Anxiety is running a hamster ball in hell. As everything outside burns, the ball is slowly being filled with water. Like drowning while you’re being burned alive.
Depression is a riptide. The harder you try to reach the shore, the further you get pulled away.
ADHD is feeling like Elle Woods as a Playboy Bunny everywhere for everything.
Bipolar is a perpetual state of trying to make a left and a right turn simultaneously.
OCD is like that robot cleaning up its own hydraulic fluid.
CPTSD/PTSD is like following a broken GPS through a landmine field to an unknown destination.
And sometimes just having the words to describe it makes it better. If it can be described, it can be understood. If it can be understood, it’s neither terrifying nor unknown. Understanding is freedom.
Speaking of understanding and finding freedom: I learned a new word. Limerance. Have you ever heard of it? It’s a word that describes another shitty state of being. It’s where you’re “in love with” read: obsessed with/infatuated with someone who does not reciprocate those feelings. One word summarizes past decades of WTF. It unraveled past decades of WTF. Suddenly so many examples of why “I’m broken” become – all things considered – completely logical understandable byproducts of the letters that describe how the brain interacts with the world (aka diagnoses).
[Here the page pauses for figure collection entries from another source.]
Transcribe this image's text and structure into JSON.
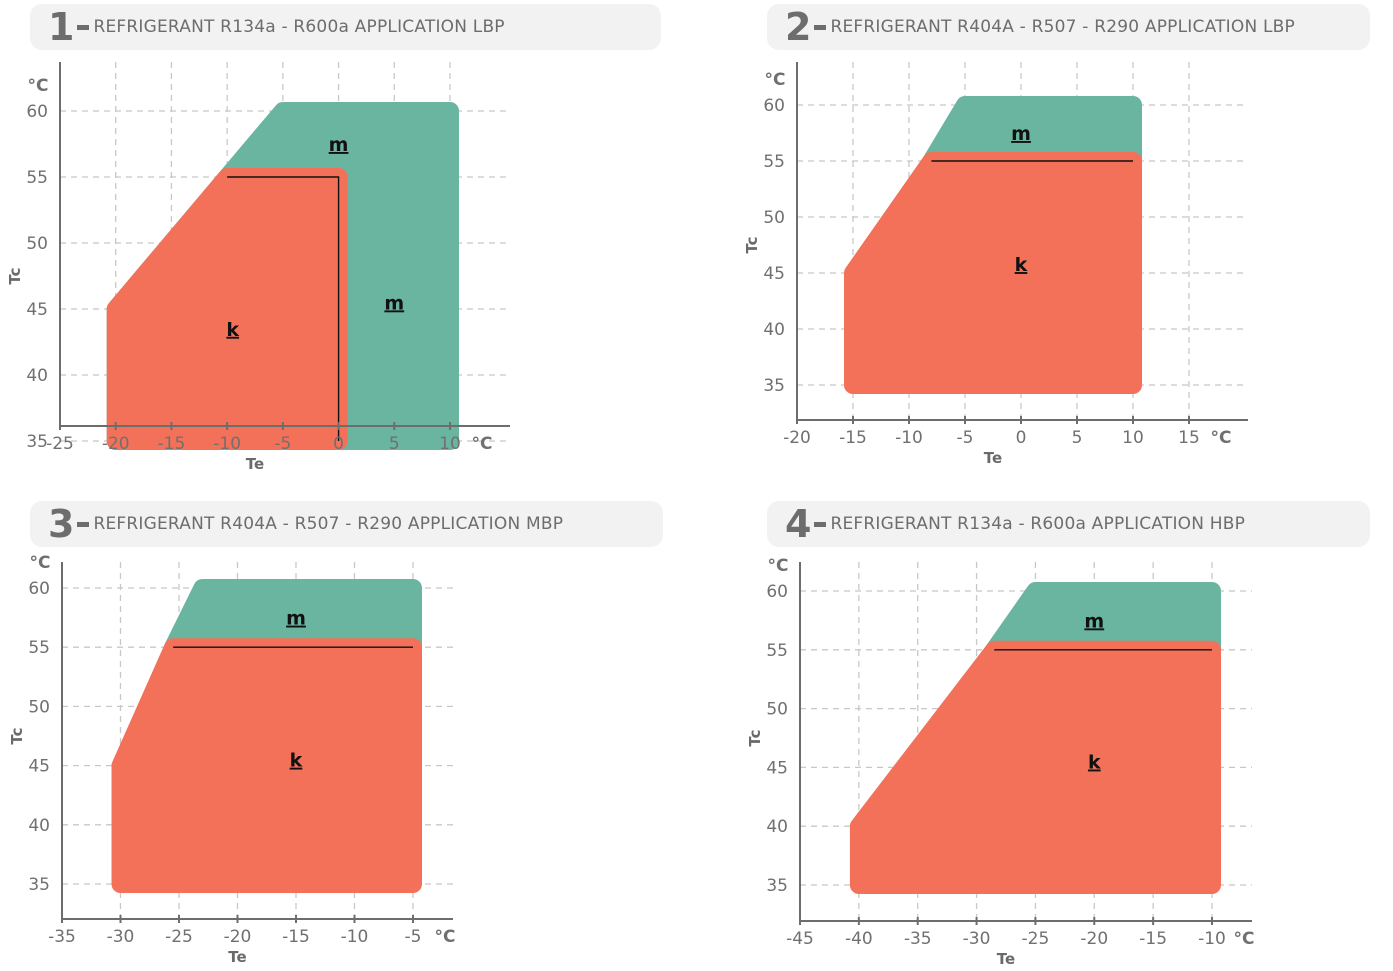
{
  "colors": {
    "k": "#f37159",
    "m": "#6ab59f",
    "grid": "#c8c8c8",
    "axis": "#6d6d6d",
    "header_bg": "#f2f2f2"
  },
  "units": {
    "x": "°C",
    "y": "°C"
  },
  "axis_titles": {
    "x": "Te",
    "y": "Tc"
  },
  "chart_data": [
    {
      "type": "area",
      "number": "1",
      "title": "REFRIGERANT R134a - R600a APPLICATION LBP",
      "xlabel": "Te",
      "ylabel": "Tc",
      "xunit": "°C",
      "yunit": "°C",
      "xlim": [
        -25,
        10
      ],
      "ylim": [
        32,
        60
      ],
      "xticks": [
        -25,
        -20,
        -15,
        -10,
        -5,
        0,
        5,
        10
      ],
      "yticks": [
        35,
        40,
        45,
        50,
        55,
        60
      ],
      "grid": true,
      "regions": [
        {
          "name": "m",
          "label": "m",
          "points": [
            [
              -10,
              55
            ],
            [
              -20,
              45
            ],
            [
              -20,
              35
            ],
            [
              10,
              35
            ],
            [
              10,
              60
            ],
            [
              -5,
              60
            ]
          ],
          "label_at": [
            0,
            57.5
          ]
        },
        {
          "name": "k",
          "label": "k",
          "points": [
            [
              -10,
              55
            ],
            [
              0,
              55
            ],
            [
              0,
              35
            ],
            [
              -20,
              35
            ],
            [
              -20,
              45
            ]
          ],
          "label_at": [
            -9.5,
            43.5
          ]
        }
      ],
      "extra_labels": [
        {
          "label": "m",
          "at": [
            5,
            45.5
          ]
        }
      ]
    },
    {
      "type": "area",
      "number": "2",
      "title": "REFRIGERANT R404A - R507 - R290 APPLICATION LBP",
      "xlabel": "Te",
      "ylabel": "Tc",
      "xunit": "°C",
      "yunit": "°C",
      "xlim": [
        -20,
        20
      ],
      "ylim": [
        32,
        60
      ],
      "xticks": [
        -20,
        -15,
        -10,
        -5,
        0,
        5,
        10,
        15
      ],
      "yticks": [
        35,
        40,
        45,
        50,
        55,
        60
      ],
      "grid": true,
      "regions": [
        {
          "name": "m",
          "label": "m",
          "points": [
            [
              -8,
              55
            ],
            [
              -5,
              60
            ],
            [
              10,
              60
            ],
            [
              10,
              55
            ]
          ],
          "label_at": [
            0,
            57.5
          ]
        },
        {
          "name": "k",
          "label": "k",
          "points": [
            [
              -8,
              55
            ],
            [
              10,
              55
            ],
            [
              10,
              35
            ],
            [
              -15,
              35
            ],
            [
              -15,
              45
            ]
          ],
          "label_at": [
            0,
            45.8
          ]
        }
      ],
      "extra_labels": []
    },
    {
      "type": "area",
      "number": "3",
      "title": "REFRIGERANT R404A - R507 - R290 APPLICATION MBP",
      "xlabel": "Te",
      "ylabel": "Tc",
      "xunit": "°C",
      "yunit": "°C",
      "xlim": [
        -35,
        -5
      ],
      "ylim": [
        32,
        60
      ],
      "xticks": [
        -35,
        -30,
        -25,
        -20,
        -15,
        -10,
        -5
      ],
      "yticks": [
        35,
        40,
        45,
        50,
        55,
        60
      ],
      "grid": true,
      "regions": [
        {
          "name": "m",
          "label": "m",
          "points": [
            [
              -25.5,
              55
            ],
            [
              -23,
              60
            ],
            [
              -5,
              60
            ],
            [
              -5,
              55
            ]
          ],
          "label_at": [
            -15,
            57.5
          ]
        },
        {
          "name": "k",
          "label": "k",
          "points": [
            [
              -25.5,
              55
            ],
            [
              -5,
              55
            ],
            [
              -5,
              35
            ],
            [
              -30,
              35
            ],
            [
              -30,
              45
            ]
          ],
          "label_at": [
            -15,
            45.5
          ]
        }
      ],
      "extra_labels": []
    },
    {
      "type": "area",
      "number": "4",
      "title": "REFRIGERANT R134a - R600a APPLICATION HBP",
      "xlabel": "Te",
      "ylabel": "Tc",
      "xunit": "°C",
      "yunit": "°C",
      "xlim": [
        -45,
        -10
      ],
      "ylim": [
        32,
        60
      ],
      "xticks": [
        -45,
        -40,
        -35,
        -30,
        -25,
        -20,
        -15,
        -10
      ],
      "yticks": [
        35,
        40,
        45,
        50,
        55,
        60
      ],
      "grid": true,
      "regions": [
        {
          "name": "m",
          "label": "m",
          "points": [
            [
              -28.5,
              55
            ],
            [
              -25,
              60
            ],
            [
              -10,
              60
            ],
            [
              -10,
              55
            ]
          ],
          "label_at": [
            -20,
            57.5
          ]
        },
        {
          "name": "k",
          "label": "k",
          "points": [
            [
              -28.5,
              55
            ],
            [
              -10,
              55
            ],
            [
              -10,
              35
            ],
            [
              -40,
              35
            ],
            [
              -40,
              40
            ]
          ],
          "label_at": [
            -20,
            45.5
          ]
        }
      ],
      "extra_labels": []
    }
  ]
}
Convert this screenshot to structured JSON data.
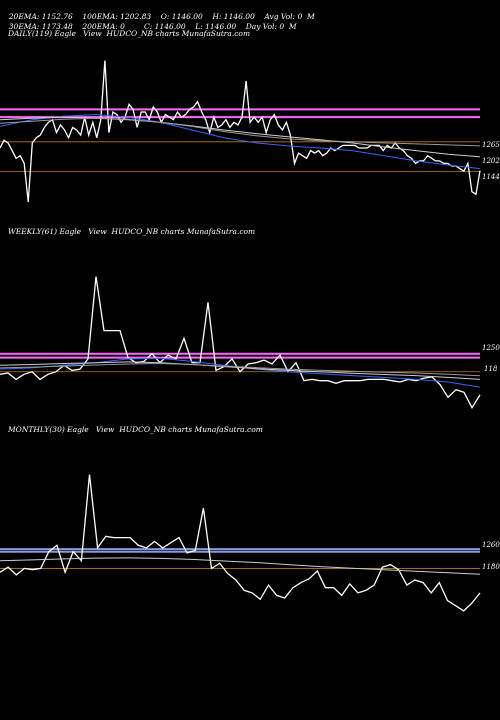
{
  "header": {
    "row1": [
      "20EMA: 1152.76",
      "100EMA: 1202.83",
      "O: 1146.00",
      "H: 1146.00",
      "Avg Vol: 0  M"
    ],
    "row2": [
      "30EMA: 1173.48",
      "200EMA: 0",
      "C: 1146.00",
      "L: 1146.00",
      "Day Vol: 0  M"
    ]
  },
  "panels": [
    {
      "id": "daily",
      "title": "DAILY(119) Eagle   View  HUDCO_NB charts MunafaSutra.com",
      "labels": [
        "1265",
        "1202",
        "1144"
      ]
    },
    {
      "id": "weekly",
      "title": "WEEKLY(61) Eagle   View  HUDCO_NB charts MunafaSutra.com",
      "labels": [
        "1250",
        "118"
      ]
    },
    {
      "id": "monthly",
      "title": "MONTHLY(30) Eagle   View  HUDCO_NB charts MunafaSutra.com",
      "labels": [
        "1260",
        "1180"
      ]
    }
  ],
  "chart_data": [
    {
      "type": "line",
      "panel": "daily",
      "ylim": [
        1050,
        1400
      ],
      "levels": [
        {
          "value": 1265,
          "color": "#ff66ff"
        },
        {
          "value": 1250,
          "color": "#ff66ff"
        },
        {
          "value": 1202,
          "color": "#cc7700"
        },
        {
          "value": 1144,
          "color": "#cc7700"
        }
      ],
      "series": [
        {
          "color": "#ffffff",
          "values": [
            1190,
            1205,
            1200,
            1185,
            1170,
            1175,
            1160,
            1085,
            1200,
            1210,
            1215,
            1230,
            1240,
            1245,
            1220,
            1235,
            1225,
            1210,
            1230,
            1225,
            1215,
            1250,
            1215,
            1240,
            1210,
            1245,
            1360,
            1220,
            1260,
            1255,
            1240,
            1250,
            1275,
            1265,
            1230,
            1260,
            1260,
            1245,
            1270,
            1260,
            1240,
            1255,
            1250,
            1245,
            1260,
            1250,
            1255,
            1265,
            1270,
            1280,
            1260,
            1245,
            1220,
            1250,
            1230,
            1235,
            1245,
            1230,
            1240,
            1235,
            1250,
            1320,
            1240,
            1250,
            1240,
            1250,
            1220,
            1245,
            1255,
            1235,
            1225,
            1240,
            1215,
            1160,
            1180,
            1175,
            1170,
            1185,
            1180,
            1185,
            1175,
            1180,
            1190,
            1185,
            1190,
            1195,
            1195,
            1195,
            1195,
            1190,
            1190,
            1190,
            1195,
            1195,
            1195,
            1185,
            1195,
            1190,
            1200,
            1190,
            1185,
            1175,
            1170,
            1160,
            1165,
            1165,
            1175,
            1170,
            1165,
            1165,
            1160,
            1160,
            1155,
            1155,
            1150,
            1145,
            1160,
            1105,
            1100,
            1146
          ]
        },
        {
          "color": "#3366ff",
          "values": [
            1232,
            1245,
            1252,
            1255,
            1250,
            1240,
            1225,
            1210,
            1200,
            1194,
            1190,
            1185,
            1175,
            1165,
            1157,
            1150
          ]
        },
        {
          "color": "#cccccc",
          "values": [
            1245,
            1248,
            1250,
            1248,
            1245,
            1240,
            1233,
            1225,
            1218,
            1212,
            1206,
            1200,
            1192,
            1185,
            1178,
            1173
          ]
        },
        {
          "color": "#999999",
          "values": [
            1238,
            1242,
            1246,
            1248,
            1246,
            1240,
            1232,
            1222,
            1214,
            1208,
            1204,
            1202,
            1200,
            1198,
            1196,
            1194
          ]
        }
      ]
    },
    {
      "type": "line",
      "panel": "weekly",
      "ylim": [
        1000,
        1700
      ],
      "levels": [
        {
          "value": 1250,
          "color": "#ff66ff"
        },
        {
          "value": 1235,
          "color": "#ff66ff"
        },
        {
          "value": 1180,
          "color": "#cc7700"
        }
      ],
      "series": [
        {
          "color": "#ffffff",
          "values": [
            1170,
            1175,
            1150,
            1170,
            1180,
            1150,
            1170,
            1180,
            1205,
            1185,
            1190,
            1230,
            1550,
            1340,
            1340,
            1340,
            1235,
            1215,
            1220,
            1250,
            1215,
            1245,
            1230,
            1310,
            1215,
            1215,
            1450,
            1185,
            1200,
            1230,
            1180,
            1210,
            1215,
            1225,
            1210,
            1245,
            1180,
            1215,
            1145,
            1150,
            1145,
            1145,
            1135,
            1145,
            1145,
            1145,
            1150,
            1150,
            1150,
            1145,
            1140,
            1150,
            1145,
            1155,
            1160,
            1130,
            1080,
            1110,
            1100,
            1040,
            1090
          ]
        },
        {
          "color": "#3366ff",
          "values": [
            1190,
            1195,
            1205,
            1215,
            1230,
            1232,
            1220,
            1205,
            1190,
            1180,
            1172,
            1165,
            1158,
            1150,
            1140,
            1120
          ]
        },
        {
          "color": "#cccccc",
          "values": [
            1205,
            1208,
            1212,
            1215,
            1218,
            1215,
            1208,
            1200,
            1192,
            1185,
            1180,
            1174,
            1169,
            1165,
            1158,
            1150
          ]
        },
        {
          "color": "#999999",
          "values": [
            1195,
            1198,
            1202,
            1206,
            1210,
            1212,
            1208,
            1202,
            1196,
            1190,
            1186,
            1182,
            1178,
            1175,
            1170,
            1164
          ]
        }
      ]
    },
    {
      "type": "line",
      "panel": "monthly",
      "ylim": [
        1000,
        1700
      ],
      "levels": [
        {
          "value": 1260,
          "color": "#8899dd"
        },
        {
          "value": 1250,
          "color": "#8899dd"
        },
        {
          "value": 1185,
          "color": "#cc7700"
        }
      ],
      "series": [
        {
          "color": "#ffffff",
          "values": [
            1170,
            1190,
            1160,
            1185,
            1180,
            1185,
            1250,
            1275,
            1170,
            1250,
            1215,
            1550,
            1265,
            1310,
            1305,
            1305,
            1305,
            1275,
            1265,
            1290,
            1265,
            1285,
            1305,
            1245,
            1255,
            1420,
            1185,
            1205,
            1165,
            1140,
            1100,
            1090,
            1065,
            1120,
            1080,
            1070,
            1110,
            1130,
            1145,
            1175,
            1110,
            1110,
            1080,
            1125,
            1090,
            1100,
            1120,
            1190,
            1200,
            1180,
            1120,
            1140,
            1130,
            1090,
            1130,
            1060,
            1040,
            1020,
            1050,
            1090
          ]
        },
        {
          "color": "#cccccc",
          "values": [
            1215,
            1218,
            1222,
            1225,
            1226,
            1224,
            1220,
            1214,
            1208,
            1200,
            1192,
            1186,
            1180,
            1174,
            1168,
            1162
          ]
        }
      ]
    }
  ]
}
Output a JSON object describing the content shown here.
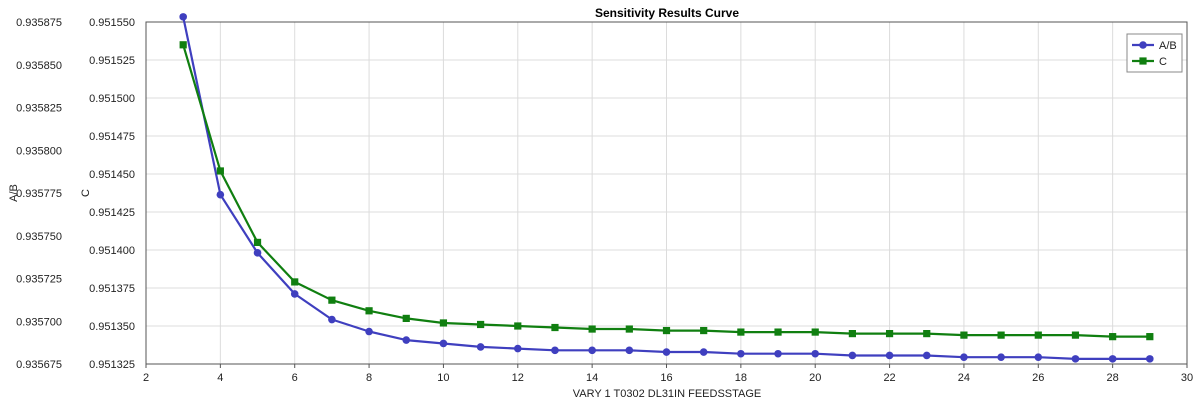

The mind is an incredible device. It copes with everything, but coping isn’t necessarily a good thing. Coping creates realities where someone who clearly does not love you loves you. And you will pine for them, you will do everything to “win their love”. Not because you really love them or they really love you, but because it’s … perhaps easier for your mind to create stories than it is to face the obvious. The obvious may hurt, and the mind does not like to hurt. So it hurts you to protect you. That’s probably a really apt description of mental illnesses as a whole – it is the mind hurting you to protect you.
Limerance seems like some ambiguous fate – that you’re destined to meet shitty people who don’t love you – or fall for people that don’t want you, whatever it is. But, it’s just a symptom of a disease. “Just” in the sense that there is no dark force controlling your life and setting you up for misery, “just” in the sense that this is manageable and treatable, and “just” in the sense that it is no different than realizing a cough is a symptom of a cold, limerance is a symptom of CPTSD/PTSD and other diagnoses too. It’s the mind being a janitor that puts doilies on a turd versus removing the turd. The janitor can always be taught to flush the turd in the toilet, not zhuzh it up.
Experiencing limerance is a convincing argument for being unlovable, unwantable, worthless, etc. It can be used as justification for all sorts of misery. Understanding limerance shows that love is there, it just needs to be given to self first. For me, and I’m sure others too because I had no clue this existed: sometimes just finding the words to describe, finding the words to explain the hell I’m in is the first step to getting out.
Once anything is observed, it can be described, and once it can be described, it can be understood. Once it can be understood, it can be forgiven. Forgiveness is just another word for freedom.